Bacteriúria Assintomática na Gestação: Conduta Essencial

HIAE/Einstein - Hospital Israelita Albert Einstein (SP) — Prova 2022

Enunciado

Primigesta, 14 semanas de gestação, assintomática, comparece à segunda consulta de pré-natal com os resultados dos exames solicitados. Todos estavam normais com exceção do exame de urina que mostrou aumento de leucócitos e hemácias, nitrito positivo e presença de 10^5 unidades formadoras de colônias de E. coli. A melhor conduta, para esta paciente, dentre as abaixo, é

Alternativas

  1. A) orientação quanto aos sintomas de infecção do trato urinário.
  2. B) antibioticoprofilaxia em dose diária com nitrofurantoína.
  3. C) antibioticoterapia em dose única com fosfomicina.
  4. D) aumento de ingesta hídrica e uso de anti-inflamatório por 3 dias.

Pérola Clínica

Bacteriúria assintomática na gestação → TRATAR sempre para evitar complicações, como pielonefrite.

Resumo-Chave

A bacteriúria assintomática na gestação, definida pela presença de ≥ 10^5 UFC/mL de um uropatógeno na urocultura sem sintomas, deve ser sempre tratada. Isso se deve ao alto risco de progressão para pielonefrite, parto prematuro e baixo peso ao nascer. A fosfomicina em dose única é uma opção eficaz e segura.

Contexto Educacional

A bacteriúria assintomática (BA) é a presença de bactérias na urina em quantidades significativas sem sintomas de infecção do trato urinário (ITU). Na gestação, a BA é uma condição comum, afetando cerca de 2-10% das grávidas, e sua identificação e tratamento são cruciais devido às alterações fisiológicas que predispõem à progressão para ITU sintomática e pielonefrite. O rastreamento universal com urocultura no primeiro trimestre é recomendado. A fisiopatologia envolve a dilatação do trato urinário superior, diminuição do tônus ureteral e vesical, e glicosúria, que favorecem a estase urinária e o crescimento bacteriano. O diagnóstico é confirmado por urocultura com ≥ 10^5 UFC/mL de um único patógeno. A E. coli é o agente mais comum. A suspeita deve ser alta em qualquer gestante, especialmente na primeira consulta de pré-natal. O tratamento da BA na gestação é obrigatório para prevenir complicações maternas e fetais. Antibióticos como fosfomicina (dose única), nitrofurantoína (evitar no 3º trimestre devido ao risco de anemia hemolítica neonatal) e cefalexina são opções seguras e eficazes. Após o tratamento, uma urocultura de controle deve ser realizada para confirmar a erradicação da bactéria.

Perguntas Frequentes

Quais são os critérios diagnósticos para bacteriúria assintomática na gestação?
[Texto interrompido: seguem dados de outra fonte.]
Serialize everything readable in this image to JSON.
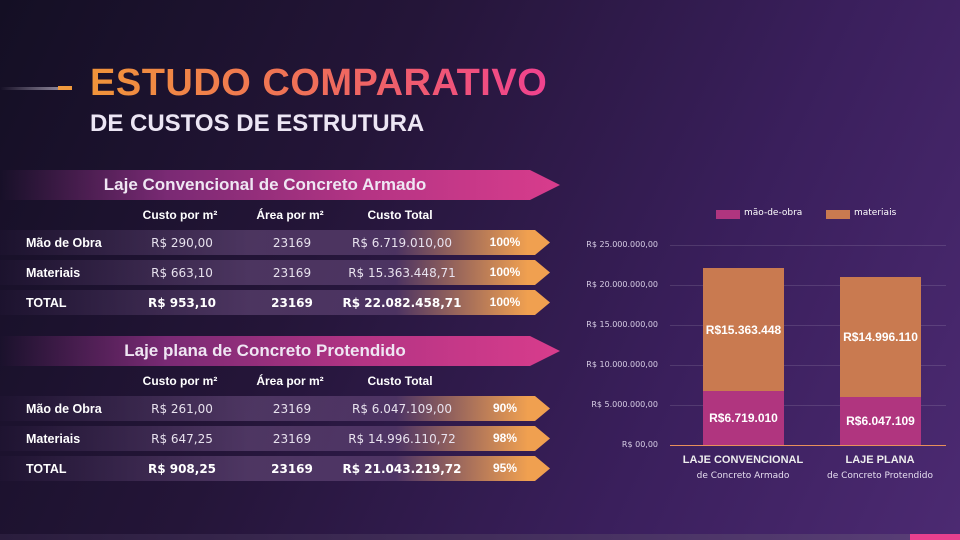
{
  "title": {
    "line1": "ESTUDO COMPARATIVO",
    "line2": "DE CUSTOS DE ESTRUTURA"
  },
  "tables": [
    {
      "title": "Laje Convencional de Concreto Armado",
      "headers": [
        "Custo por m²",
        "Área por m²",
        "Custo Total"
      ],
      "rows": [
        {
          "label": "Mão de Obra",
          "custo": "R$ 290,00",
          "area": "23169",
          "total": "R$ 6.719.010,00",
          "pct": "100%"
        },
        {
          "label": "Materiais",
          "custo": "R$ 663,10",
          "area": "23169",
          "total": "R$ 15.363.448,71",
          "pct": "100%"
        },
        {
          "label": "TOTAL",
          "custo": "R$ 953,10",
          "area": "23169",
          "total": "R$ 22.082.458,71",
          "pct": "100%"
        }
      ]
    },
    {
      "title": "Laje plana de Concreto Protendido",
      "headers": [
        "Custo por m²",
        "Área por m²",
        "Custo Total"
      ],
      "rows": [
        {
          "label": "Mão de Obra",
          "custo": "R$ 261,00",
          "area": "23169",
          "total": "R$ 6.047.109,00",
          "pct": "90%"
        },
        {
          "label": "Materiais",
          "custo": "R$ 647,25",
          "area": "23169",
          "total": "R$ 14.996.110,72",
          "pct": "98%"
        },
        {
          "label": "TOTAL",
          "custo": "R$ 908,25",
          "area": "23169",
          "total": "R$ 21.043.219,72",
          "pct": "95%"
        }
      ]
    }
  ],
  "chart_data": {
    "type": "bar",
    "stacked": true,
    "categories": [
      {
        "line1": "LAJE CONVENCIONAL",
        "line2": "de Concreto Armado"
      },
      {
        "line1": "LAJE PLANA",
        "line2": "de Concreto Protendido"
      }
    ],
    "series": [
      {
        "name": "mão-de-obra",
        "values": [
          6719010,
          6047109
        ],
        "labels": [
          "R$6.719.010",
          "R$6.047.109"
        ],
        "color": "#b0357f"
      },
      {
        "name": "materiais",
        "values": [
          15363448,
          14996110
        ],
        "labels": [
          "R$15.363.448",
          "R$14.996.110"
        ],
        "color": "#c97a50"
      }
    ],
    "yticks": [
      "R$ 00,00",
      "R$ 5.000.000,00",
      "R$ 10.000.000,00",
      "R$ 15.000.000,00",
      "R$ 20.000.000,00",
      "R$ 25.000.000,00"
    ],
    "ylim": [
      0,
      25000000
    ],
    "legend": "top",
    "grid": true
  }
}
O diagnóstico é feito pela presença de ≥ 10^5 unidades formadoras de colônias (UFC)/mL de um uropatógeno em uma urocultura de amostra de urina de jato médio, na ausência de sintomas urinários.

Por que a bacteriúria assintomática deve ser tratada na gravidez?

O tratamento é crucial para prevenir complicações graves como pielonefrite aguda, parto prematuro, baixo peso ao nascer e sepse materna, que são mais frequentes em gestantes.

Quais antibióticos são seguros para tratar ITU na gestação?

Antibióticos seguros incluem fosfomicina (dose única), nitrofurantoína (evitar no terceiro trimestre), amoxicilina e cefalexina. A escolha depende da sensibilidade do uropatógeno.